Cette gauche hors-sol continue de plus belle à se parer des plumes du ridicule. Pas un jour sans que de leurs rangs ne sorte une nouvelle énormité, laquelle sert bien évidemment les intérêts du RN, qui n'en demandait pas tant et s'en amuse. Lorsqu'on n'a aucune prise sur le réel, on passe sa vie à se palucher sur l'utilisation de certains mots, et de prendre des grands airs effarouchés avec un missel de bien-pensance dans les mains. Jésus Marie Joseph, que ces mots-là sont vils, vite, de l'eau bénite pour mes chastes oreilles !
On en est arrivé à ce que la simple évocation d’une politique encourageant la natalité, qui sauf à ce qu’on me dise le contraire ne peut guère sauf à la marge nous dit-on qu’éclore dans les ventres maternels multi-culturels de femmes françaises, fasse scandale. Quel verbe eût-on dû employer pour passer sous les fourches caudines de la sempiternelle accusation de xénophobie ? Je n’ai pas entendu que le sieur Chenu ne s’adressait qu’aux blanches colombes : nos futures mères françaises d’origine maghrébines avaient-elles été exclues de sa proposition ?
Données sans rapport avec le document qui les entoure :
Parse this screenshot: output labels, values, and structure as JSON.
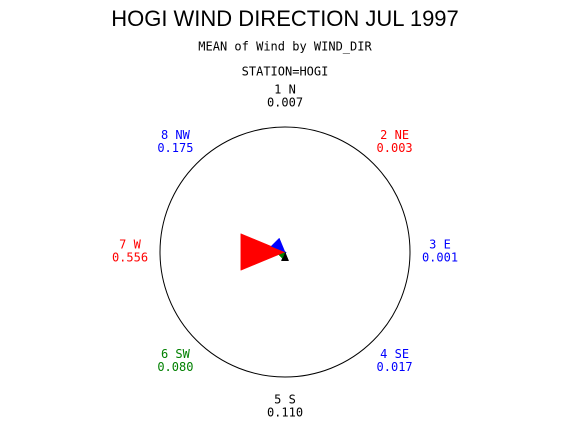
{
  "chart_data": {
    "type": "star",
    "title": "HOGI WIND DIRECTION JUL 1997",
    "subtitle": "MEAN of Wind by WIND_DIR",
    "group_label": "STATION=HOGI",
    "categories": [
      "1 N",
      "2 NE",
      "3 E",
      "4 SE",
      "5 S",
      "6 SW",
      "7 W",
      "8 NW"
    ],
    "values": [
      0.007,
      0.003,
      0.001,
      0.017,
      0.11,
      0.08,
      0.556,
      0.175
    ],
    "value_labels": [
      "0.007",
      "0.003",
      "0.001",
      "0.017",
      "0.110",
      "0.080",
      "0.556",
      "0.175"
    ],
    "colors": [
      "#000000",
      "#ff0000",
      "#0000ff",
      "#0000ff",
      "#000000",
      "#008000",
      "#ff0000",
      "#0000ff"
    ]
  }
}
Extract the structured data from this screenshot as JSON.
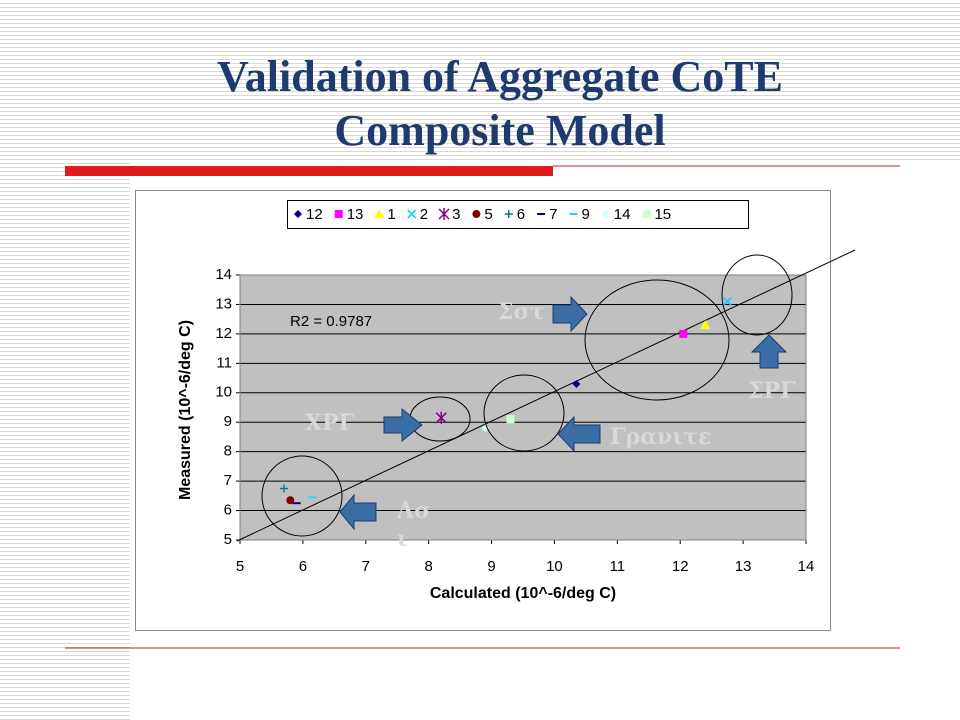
{
  "chart_data": {
    "type": "scatter",
    "title": [
      "Validation of Aggregate CoTE",
      "Composite Model"
    ],
    "xlabel": "Calculated (10^-6/deg C)",
    "ylabel": "Measured (10^-6/deg C)",
    "xlim": [
      5,
      14
    ],
    "ylim": [
      5,
      14
    ],
    "xticks": [
      5,
      6,
      7,
      8,
      9,
      10,
      11,
      12,
      13,
      14
    ],
    "yticks": [
      5,
      6,
      7,
      8,
      9,
      10,
      11,
      12,
      13,
      14
    ],
    "grid": true,
    "legend": "top",
    "series": [
      {
        "name": "12",
        "color": "#000080",
        "marker": "diamond",
        "x": [
          10.35
        ],
        "values": [
          10.3
        ]
      },
      {
        "name": "13",
        "color": "#ff00ff",
        "marker": "square",
        "x": [
          12.05
        ],
        "values": [
          12.0
        ]
      },
      {
        "name": "1",
        "color": "#ffff00",
        "marker": "triangle",
        "x": [
          12.4
        ],
        "values": [
          12.3
        ]
      },
      {
        "name": "2",
        "color": "#00ccff",
        "marker": "x",
        "x": [
          12.75
        ],
        "values": [
          13.1
        ]
      },
      {
        "name": "3",
        "color": "#800080",
        "marker": "star",
        "x": [
          8.2
        ],
        "values": [
          9.15
        ]
      },
      {
        "name": "5",
        "color": "#800000",
        "marker": "circle",
        "x": [
          5.8
        ],
        "values": [
          6.35
        ]
      },
      {
        "name": "6",
        "color": "#008080",
        "marker": "plus",
        "x": [
          5.7
        ],
        "values": [
          6.75
        ]
      },
      {
        "name": "7",
        "color": "#000080",
        "marker": "dash",
        "x": [
          5.9
        ],
        "values": [
          6.25
        ]
      },
      {
        "name": "9",
        "color": "#33ccff",
        "marker": "dash",
        "x": [
          6.15
        ],
        "values": [
          6.45
        ]
      },
      {
        "name": "14",
        "color": "#ccffff",
        "marker": "diamond",
        "x": [
          8.9
        ],
        "values": [
          8.8
        ]
      },
      {
        "name": "15",
        "color": "#ccffcc",
        "marker": "square",
        "x": [
          9.3
        ],
        "values": [
          9.1
        ]
      }
    ],
    "r2_label": "R2 = 0.9787",
    "annotations": [
      "Σστ",
      "ΧΡΓ",
      "Γρανιτε",
      "ΣΡΓ",
      "Λσ",
      "ι"
    ]
  }
}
Quant à cette éruptive admonestation quant à l’utilisation du mot « travailleur » en lieu et place d’« enfant », là encore, qu’on m’explique en quoi l’approche humaniste de ces Dames se combine avec le réel dont elles se disent être les vertueuses messagères : hormis ces enfants rentiers qu’elles disent exécrer, connaissent-elles en ce monde quelque adorable bambin qui n’ait pour unique horizon de travailler ? Auraient-elles pour ambition de transformer notre monde en un immense jardin d’acclimatation peuplé de licornes pétant des paillettes ?
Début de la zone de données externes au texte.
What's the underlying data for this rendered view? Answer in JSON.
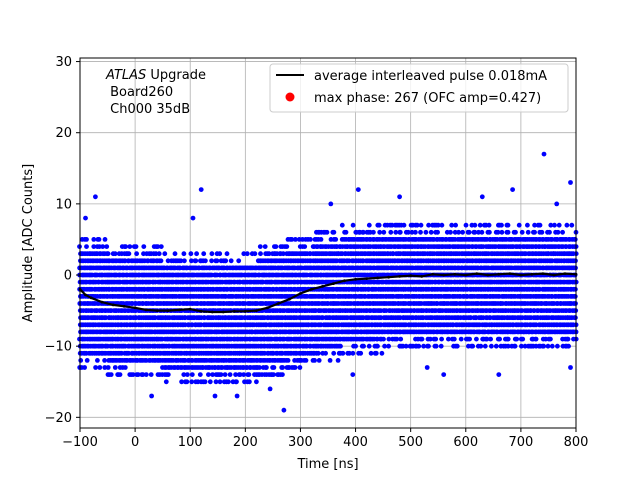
{
  "chart_data": {
    "type": "scatter",
    "title": "",
    "xlabel": "Time [ns]",
    "ylabel": "Amplitude [ADC Counts]",
    "xlim": [
      -100,
      800
    ],
    "ylim": [
      -21.5,
      30.5
    ],
    "xticks": [
      -100,
      0,
      100,
      200,
      300,
      400,
      500,
      600,
      700,
      800
    ],
    "yticks": [
      -20,
      -10,
      0,
      10,
      20,
      30
    ],
    "grid": true,
    "legend_position": "top-right",
    "annotation": {
      "experiment": "ATLAS",
      "experiment_suffix": " Upgrade",
      "board": " Board260",
      "channel": " Ch000 35dB"
    },
    "legend": [
      {
        "label": "average interleaved pulse 0.018mA",
        "color": "#000000",
        "marker": "line"
      },
      {
        "label": "max phase: 267 (OFC amp=0.427)",
        "color": "#ff0000",
        "marker": "dot"
      }
    ],
    "scatter_series": {
      "color": "#0000ff",
      "envelope": [
        {
          "x": -100,
          "y_min": -13,
          "y_max": 5
        },
        {
          "x": 0,
          "y_min": -14,
          "y_max": 4
        },
        {
          "x": 100,
          "y_min": -15,
          "y_max": 3
        },
        {
          "x": 200,
          "y_min": -15,
          "y_max": 3
        },
        {
          "x": 300,
          "y_min": -13,
          "y_max": 5
        },
        {
          "x": 400,
          "y_min": -11,
          "y_max": 7
        },
        {
          "x": 500,
          "y_min": -10,
          "y_max": 7
        },
        {
          "x": 600,
          "y_min": -10,
          "y_max": 7
        },
        {
          "x": 700,
          "y_min": -10,
          "y_max": 7
        },
        {
          "x": 800,
          "y_min": -10,
          "y_max": 7
        }
      ],
      "outliers": [
        {
          "x": -72,
          "y": 11
        },
        {
          "x": -90,
          "y": 8
        },
        {
          "x": 120,
          "y": 12
        },
        {
          "x": 105,
          "y": 8
        },
        {
          "x": 145,
          "y": -17
        },
        {
          "x": 30,
          "y": -17
        },
        {
          "x": 185,
          "y": -17
        },
        {
          "x": 270,
          "y": -19
        },
        {
          "x": 245,
          "y": -16
        },
        {
          "x": 395,
          "y": -14
        },
        {
          "x": 405,
          "y": 12
        },
        {
          "x": 480,
          "y": 11
        },
        {
          "x": 560,
          "y": -14
        },
        {
          "x": 660,
          "y": -14
        },
        {
          "x": 685,
          "y": 12
        },
        {
          "x": 742,
          "y": 17
        },
        {
          "x": 790,
          "y": 13
        },
        {
          "x": 765,
          "y": 10
        },
        {
          "x": 530,
          "y": -13
        },
        {
          "x": 790,
          "y": -13
        },
        {
          "x": 355,
          "y": 10
        },
        {
          "x": 630,
          "y": 11
        }
      ]
    },
    "average_pulse": {
      "name": "average interleaved pulse 0.018mA",
      "color": "#000000",
      "x": [
        -100,
        -90,
        -80,
        -60,
        -40,
        -20,
        0,
        20,
        40,
        60,
        80,
        100,
        120,
        140,
        160,
        180,
        200,
        220,
        240,
        260,
        280,
        300,
        320,
        340,
        360,
        380,
        400,
        420,
        440,
        460,
        480,
        500,
        520,
        540,
        560,
        580,
        600,
        620,
        640,
        660,
        680,
        700,
        720,
        740,
        760,
        780,
        800
      ],
      "y": [
        -2.0,
        -2.8,
        -3.2,
        -3.8,
        -4.2,
        -4.4,
        -4.6,
        -4.9,
        -5.0,
        -5.0,
        -4.9,
        -4.8,
        -5.1,
        -5.2,
        -5.2,
        -5.1,
        -5.1,
        -5.0,
        -4.6,
        -4.0,
        -3.4,
        -2.6,
        -2.0,
        -1.6,
        -1.2,
        -0.8,
        -0.6,
        -0.5,
        -0.4,
        -0.3,
        -0.2,
        -0.1,
        -0.2,
        0.1,
        0.0,
        0.1,
        0.0,
        0.2,
        0.0,
        0.1,
        0.2,
        0.0,
        0.1,
        0.2,
        0.0,
        0.2,
        0.1
      ]
    }
  }
}
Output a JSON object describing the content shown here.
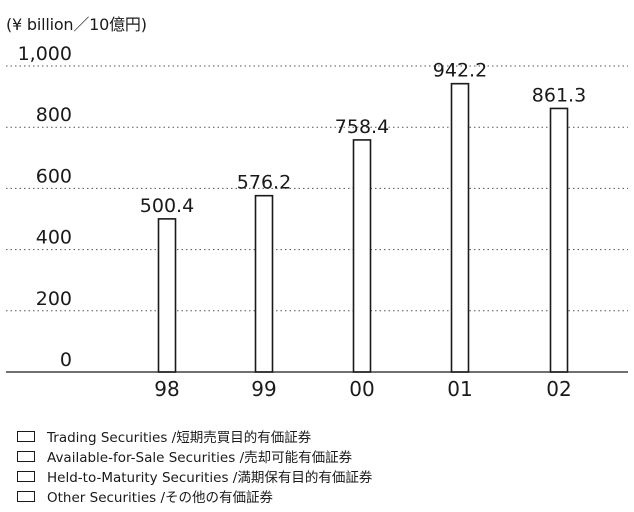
{
  "chart_data": {
    "type": "bar",
    "unit_label": "(¥ billion／10億円)",
    "categories": [
      "98",
      "99",
      "00",
      "01",
      "02"
    ],
    "values": [
      500.4,
      576.2,
      758.4,
      942.2,
      861.3
    ],
    "value_labels": [
      "500.4",
      "576.2",
      "758.4",
      "942.2",
      "861.3"
    ],
    "ylim": [
      0,
      1000
    ],
    "yticks": [
      0,
      200,
      400,
      600,
      800,
      1000
    ],
    "ytick_labels": [
      "0",
      "200",
      "400",
      "600",
      "800",
      "1,000"
    ],
    "grid": true,
    "legend_position": "bottom-left",
    "legend": [
      "Trading Securities /短期売買目的有価証券",
      "Available-for-Sale Securities /売却可能有価証券",
      "Held-to-Maturity Securities /満期保有目的有価証券",
      "Other Securities /その他の有価証券"
    ],
    "colors": {
      "bar_fill": "#ffffff",
      "bar_stroke": "#1a1a1a",
      "text": "#1a1a1a"
    }
  }
}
Cette gogoche est vraiment devenue le nouveau clergé, celui qui distribue osties et fessées dans un confessionnal imaginaire. Un clergé composé de précieuses ridicules. Ruffin ou David Guiraud de LFI, qui tous deux font sur le terrain et dans l'hémicycle un excellent travail d'opposition, doivent passer leur temps à hausser les épaules devant les provocations débiles émanant de leur propre camp. Lesquelles provocations sont comme une bénédiction pour le parti à la flamme de Marine Le Pen. Parti auquel à chaque fois qu'elle ouvre le bec cette gourgandine de Sardine fait la courte échelle.